We have had two twisted shafts in a row so I want to do some math to get the max shear stress before deformation.
I found that a square shaft formula is:
Tmax = (2/9)* Shearmax bb*b
I went over to matweb and guessed low carbon steel that has been extruded to get that nice square bar and then zinc plated. So I am going with the average of 1.13*10^7 psi for the shear modulus. That would be 4900 in lb of force which seems too high for this kind of activity. What is the stressor causing this?
Last time we had a shaft twist, we calculated the maximum load it could have been under to be 118 in lbs (we were gearing down the output from four motors 1:3 and putting it all through one axle). So the correct answer should probably be less than this.
However, I’ll ask the original question slightly differently: what is G and J for the shaft material we’re working with?
Tempering, annealing, casting, rolling and all sorts of stuff you do to the shaft metallurgically as well as physically affects the shaft characteristics.
Should I assume low carbon steel that has no real treatment to make it better? The zinc plating I believe adds relatively little added strength.
The minimum torque to cause defleciton is from the yield strength. That starts the twisty motion. By having 1.5 inches from the drive gear to the arm, that created a length allowing for some twist. Enough twists, that made it look like a drill bit causing the shear stress to kick in and break the shaft.
How to solve twisty shafts? Reduce the length allowing torsion (thus setting L to 0).
How to do that in Vex? Put the arm on the gear and not allow the shaft to be in such high torsional stress. But the math is so much more interesting and a great teaching tool beyond driving killer robots and feeling bad when they break. Tell them why they broke so they can build a better robot next time. That’s the bridge to real engineering… You know, the “E” in STEM.](http://www.flickr.com/photos/66331260@N08/8511003123/)
I haven’t taken statics/dynamics yet, but from looking at the formula, it doesn’t seem that delta L can ever be 0. Rather, we can give the equation a maximum value for the amount the length of the object changes, and compute the force from that…
You can’t set L or ∆L to 0 in that equation. If the shaft has 0 length then it doesn’t exist, so the equation is meaningless. Also, there is no such thing as a material that doesn’t deform at all under a load. ∆L=0 means the change in length of the shaft is 0, i.e. the shaft doesn’t deform. If the load is nonzero but the shaft doesn’t deform then you have described an impossible situation, which is why the equation gives you an impossible solution.
For most engineering materials, including steel, a tensile force causes a proportional change in length (∆L ∝ F) until the force gets too large, at which point the material will deform permanently. Before this point, however, the object will behave a lot like a spring. What Young’s modulus does is let you calculate the stiffness of that spring. For shear, you use the shear modulus instead.
Unless someone out there has access to a materials testing machine, the best way to get answers to these questions would probably be to ask VEX directly. They seem to usually be pretty keen to help teams out by providing this sort of information and they should be able to tell you the carbon content of the shafts and how they’ve been processed.

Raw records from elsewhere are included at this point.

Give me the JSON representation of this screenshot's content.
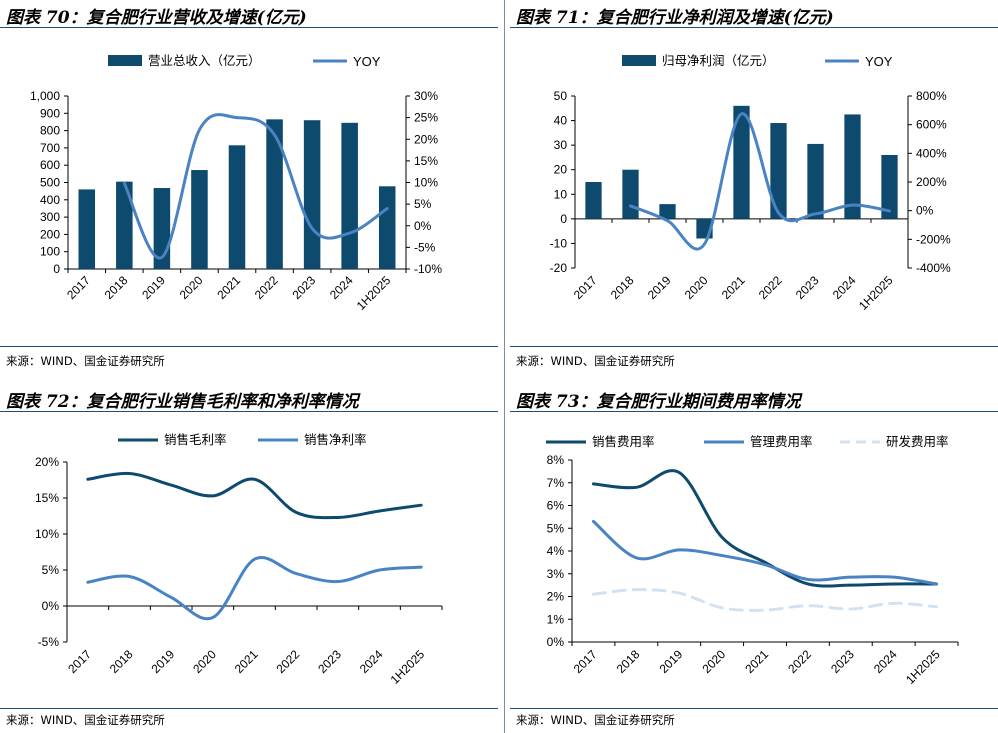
{
  "panels": [
    {
      "title": "图表 70：复合肥行业营收及增速(亿元)",
      "source": "来源：WIND、国金证券研究所",
      "chart_data": {
        "type": "bar",
        "categories": [
          "2017",
          "2018",
          "2019",
          "2020",
          "2021",
          "2022",
          "2023",
          "2024",
          "1H2025"
        ],
        "series": [
          {
            "name": "营业总收入（亿元）",
            "kind": "bar",
            "axis": "left",
            "color": "#0d4a6e",
            "values": [
              460,
              505,
              468,
              572,
              715,
              865,
              860,
              845,
              478
            ]
          },
          {
            "name": "YOY",
            "kind": "line",
            "axis": "right",
            "color": "#4a83c4",
            "values": [
              null,
              9.8,
              -7.3,
              22.2,
              25.0,
              21.0,
              -0.6,
              -1.7,
              4.0
            ]
          }
        ],
        "ylim": [
          0,
          1000
        ],
        "y_ticks": [
          "0",
          "100",
          "200",
          "300",
          "400",
          "500",
          "600",
          "700",
          "800",
          "900",
          "1,000"
        ],
        "y2lim": [
          -10,
          30
        ],
        "y2_ticks": [
          "-10%",
          "-5%",
          "0%",
          "5%",
          "10%",
          "15%",
          "20%",
          "25%",
          "30%"
        ]
      }
    },
    {
      "title": "图表 71：复合肥行业净利润及增速(亿元)",
      "source": "来源：WIND、国金证券研究所",
      "chart_data": {
        "type": "bar",
        "categories": [
          "2017",
          "2018",
          "2019",
          "2020",
          "2021",
          "2022",
          "2023",
          "2024",
          "1H2025"
        ],
        "series": [
          {
            "name": "归母净利润（亿元）",
            "kind": "bar",
            "axis": "left",
            "color": "#0d4a6e",
            "values": [
              15,
              20,
              6,
              -8,
              46,
              39,
              30.5,
              42.5,
              26
            ]
          },
          {
            "name": "YOY",
            "kind": "line",
            "axis": "right",
            "color": "#4a83c4",
            "values": [
              null,
              33,
              -70,
              -233,
              675,
              -15,
              -22,
              39,
              -2
            ]
          }
        ],
        "ylim": [
          -20,
          50
        ],
        "y_ticks": [
          "-20",
          "-10",
          "0",
          "10",
          "20",
          "30",
          "40",
          "50"
        ],
        "y2lim": [
          -400,
          800
        ],
        "y2_ticks": [
          "-400%",
          "-200%",
          "0%",
          "200%",
          "400%",
          "600%",
          "800%"
        ]
      }
    },
    {
      "title": "图表 72：复合肥行业销售毛利率和净利率情况",
      "source": "来源：WIND、国金证券研究所",
      "chart_data": {
        "type": "line",
        "categories": [
          "2017",
          "2018",
          "2019",
          "2020",
          "2021",
          "2022",
          "2023",
          "2024",
          "1H2025"
        ],
        "series": [
          {
            "name": "销售毛利率",
            "color": "#0d4a6e",
            "dash": false,
            "values": [
              17.6,
              18.4,
              16.8,
              15.3,
              17.6,
              13.0,
              12.3,
              13.2,
              14.0
            ]
          },
          {
            "name": "销售净利率",
            "color": "#4a83c4",
            "dash": false,
            "values": [
              3.3,
              4.1,
              1.2,
              -1.6,
              6.5,
              4.5,
              3.4,
              5.0,
              5.4
            ]
          }
        ],
        "ylim": [
          -5,
          20
        ],
        "y_ticks": [
          "-5%",
          "0%",
          "5%",
          "10%",
          "15%",
          "20%"
        ]
      }
    },
    {
      "title": "图表 73：复合肥行业期间费用率情况",
      "source": "来源：WIND、国金证券研究所",
      "chart_data": {
        "type": "line",
        "categories": [
          "2017",
          "2018",
          "2019",
          "2020",
          "2021",
          "2022",
          "2023",
          "2024",
          "1H2025"
        ],
        "series": [
          {
            "name": "销售费用率",
            "color": "#0d4a6e",
            "dash": false,
            "values": [
              6.95,
              6.8,
              7.45,
              4.6,
              3.5,
              2.55,
              2.5,
              2.55,
              2.55
            ]
          },
          {
            "name": "管理费用率",
            "color": "#4a83c4",
            "dash": false,
            "values": [
              5.3,
              3.7,
              4.05,
              3.8,
              3.4,
              2.75,
              2.85,
              2.85,
              2.55
            ]
          },
          {
            "name": "研发费用率",
            "color": "#d3e2f1",
            "dash": true,
            "values": [
              2.1,
              2.3,
              2.15,
              1.5,
              1.4,
              1.6,
              1.45,
              1.7,
              1.55
            ]
          }
        ],
        "ylim": [
          0,
          8
        ],
        "y_ticks": [
          "0%",
          "1%",
          "2%",
          "3%",
          "4%",
          "5%",
          "6%",
          "7%",
          "8%"
        ]
      }
    }
  ]
}
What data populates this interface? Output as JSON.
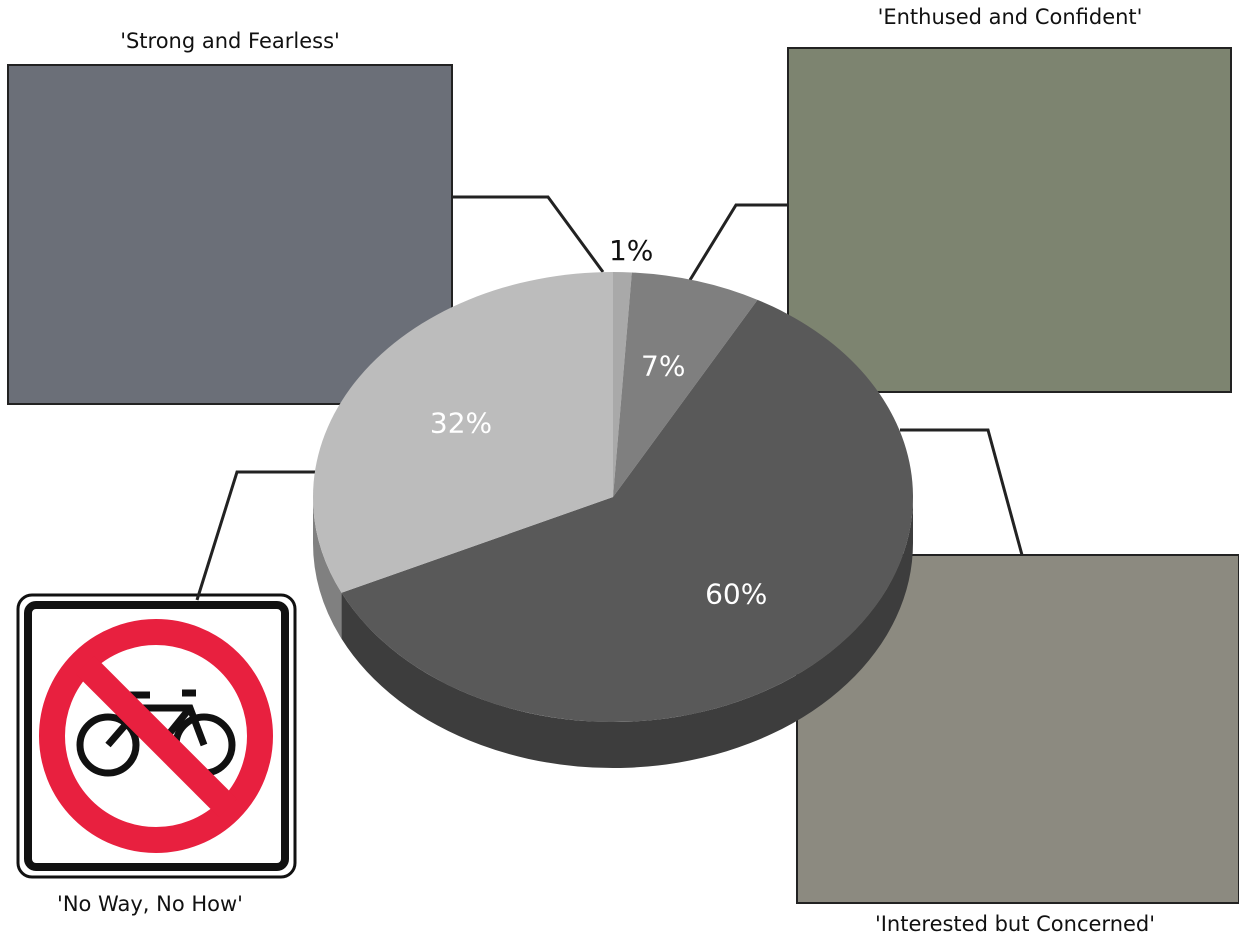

I’m pretty sure the length of a shaft shouldn’t affect the torque at which it fails, provided the shaft isn’t under any other load and if you ignore the fact that longer shafts are more likely to contain imperfections.
It’s not the length of the shaft itself, it’s the length from the part you put the torque/force on the shaft - e.g. the grear - to where you want to drive it - e.g. the arm. The old design did not have the arm attached to the gear. There was 1.5-2 inches from the driving gear to the attached lifting arm. So it gave a bit of length for the shaft to twist.
If the arm is attached to the gear, you don’t give any real length on the shaft to twist it. (L goes to 0 in the twisty angle formula)
Bending to breaking is a fun thing in metal. This is not shear stress but it still holds true. You have a certain range where the metal basically does not do much movement at all. At the yield strength is where it starts to give and move about (twist the shaft). After taking so much it will break.
If you go on to study mechanical engineering (or a few other types) you get plenty of labs to test this yield/break stuff and measure the physical properties.
We’ll leave it there and not talk about repeated stresses and weakening over time from abuse.